Hi Guys,
There is a cudnn issue on TX2, here is the background and issue:
My application is a CV related application ,using tensorflow as framework, and porting this app to TX2, I did some profling, and found it was 75% time on conv, and from the kernel’s name, I learned tf.conv using cudnn, and 50% total time is a kernel named :
maxwell_scudnn_128x128_stridedB_splitK_small_nn
And after compare the kernel performance in nvvp 's profiling report, I found the GPU utilization only 60% on tx2, but same kernel can archive 95% in GTX 1080ti.
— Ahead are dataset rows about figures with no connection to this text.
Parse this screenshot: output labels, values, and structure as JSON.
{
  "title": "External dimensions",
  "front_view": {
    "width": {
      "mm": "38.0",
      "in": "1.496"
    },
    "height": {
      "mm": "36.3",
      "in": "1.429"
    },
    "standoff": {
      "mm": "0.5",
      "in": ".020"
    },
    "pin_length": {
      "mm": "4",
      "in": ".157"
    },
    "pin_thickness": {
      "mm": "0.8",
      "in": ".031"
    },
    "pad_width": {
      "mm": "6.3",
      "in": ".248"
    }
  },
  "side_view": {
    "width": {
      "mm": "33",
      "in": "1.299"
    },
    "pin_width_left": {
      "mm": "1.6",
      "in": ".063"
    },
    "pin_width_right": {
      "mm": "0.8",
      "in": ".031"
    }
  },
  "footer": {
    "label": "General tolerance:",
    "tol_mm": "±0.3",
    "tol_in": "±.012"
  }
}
And I checked some detail in profile report, and found the root cause was the active block in 1080ti was 2, but in tx2 it was 1. and limit factor is shared memory:
quote the report :
The kernel uses 34 KiB of shared memory for each block. This shared memory usage is likely preventing the kernel from fully
utilizing the GPU. Device “NVIDIA Tegra X2” is configured to have 64 KiB of shared memory for each SM. Because the kernel
uses 34 KiB of shared memory for each block each SM is limited to simultaneously executing 1 block (8 warps). Chart “Varying
Shared Memory Usage” below shows how changing shared memory usage will change the number of blocks that can execute on
each SM.
Optimization: Reduce shared memory usage to increase the number of blocks that can execute on each SM. You can also increase
the number of blocks that can execute on each SM by increasing the amount of shared memory available to your kernel. You do
this by setting the preferred cache configuration to “prefer shared”.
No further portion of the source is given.